Page 132 of Shadow & Storms

Thea gave a rough laugh. ‘There hasn’t been much time for talking yet… And you’ll have to be more specific.’

After a moment, Wilder said, ‘It wasn’t your fate stone.’

‘No, it wasn’t.’ Thea chewed on her lower lip, deep in thought. ‘It doesn’t feel right to celebrate it – that my life isn’t over… Not when it cost Anya hers.’

‘I understand.’

‘Truthfully, I don’t know how I feel about any of it yet. That for all those years, I let a fate stone that wasn’t mine influence how I behaved, the choices I made…’ She looked up at him. ‘But how can I regret anything? How can I be sorry when everything led me to you?’

Wilder saw the conflict in her eyes, the unbroken swell of a summer storm. He wished he could take that pain, that guilt away, but he knew better than anyone that it was her burden to bear, that only she could free herself from its confines.

‘But I’m grateful,’ she said suddenly. ‘Grateful that it’s not the end, grateful that I get this time with you. That we have our lives together ahead of us.’

He stroked his thumb down the back of her hand. ‘As am I.’

Thea smiled at him then, and for a moment, it was as though the war had never happened, as though shadows had never ruled. She shone brighter for him than the sun.

‘Gods, I love you,’ he told her. He had promised himself he’d never hold back from saying it again, that when the words rose in his chest he would say them to her, wherever they were, whatever they were doing.

‘I love you, too,’ she said.

But her smile froze as his cabin came into view, and she stopped them in their tracks.

Wilder followed her gaze to his home.

Scorch marks scored the once-quaint porch. What had not been burned away was splintered and broken, including the front door.

‘Wilder…’ Thea breathed. ‘I’m so sorry…’

Shocked, he said nothing, but approached the cabin, dread turning his stomach leaden. Inside, the place was no better. Parts of it had been set alight. The roof of the bedroom had caved in. His belongings were scattered across the floor in pieces, his potted plants either missing or ruined.

Wilder ran his fingers through his hair and sighed. ‘I don’t think this was done by wraiths and reapers…’

‘What then? Howlers?’

He shook his head. ‘I think this was done long before Thezmarr was taken by the enemy. It must have been after Notos, when I was declared a fallen Warsword.’

Thea seemed shocked. ‘You think Thezmarrians did this?’

Wilder huffed a laugh. ‘You’re forgetting your own anger so easily. Remember how you felt? Imagine that in the birthplace of Warswords…’ He crouched by a bit of missing floor, where dirt and ash met splintered timber. ‘This isn’t recent. The embers here haven’t been hot for a long time.’

Thea made a noise of despair, hugging her arms to her stomach as though she felt physical pain at the broken sight before them. ‘Your beautiful home…’
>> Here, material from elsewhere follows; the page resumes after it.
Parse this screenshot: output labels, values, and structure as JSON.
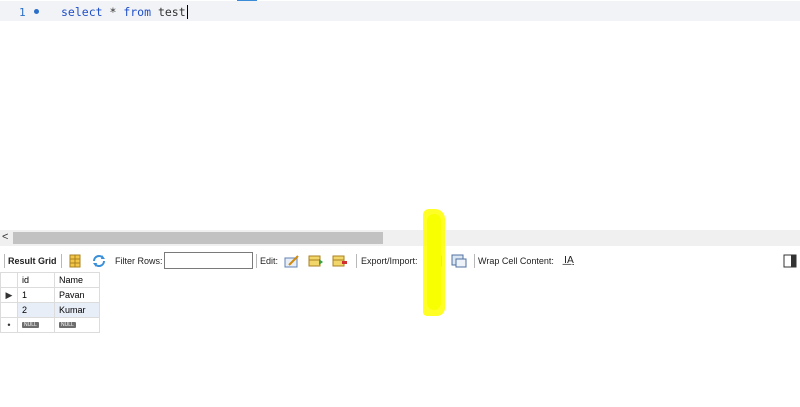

‘It’s just a building, Thea,’ he told her. ‘You’re my true home.’

‘But…’

Shaking his head, he went not to her, but to the untouched cupboard against the wall. There, he rummaged through the shelves until he found what he was looking for.

He held out the arrow to her, and when she took it from him with a look of disbelief, he smiled.

She turned it over in her hands, eyes wide. ‘You kept it?’

It was the arrow he’d shot at her when he’d found her spying on the shieldbearers in the Bloodwoods. The arrow that she’d gripped in the tree above her as he’d fucked her for the first time.

‘Of course I kept it,’ he told her. ‘It’s always been you, Thea. And as long as I’m with you, you’re the only home I’ll ever need.’

Wilder took her in his arms then, his gaze drifting back to that broken patch of floor, noting a speck of colour for the first time.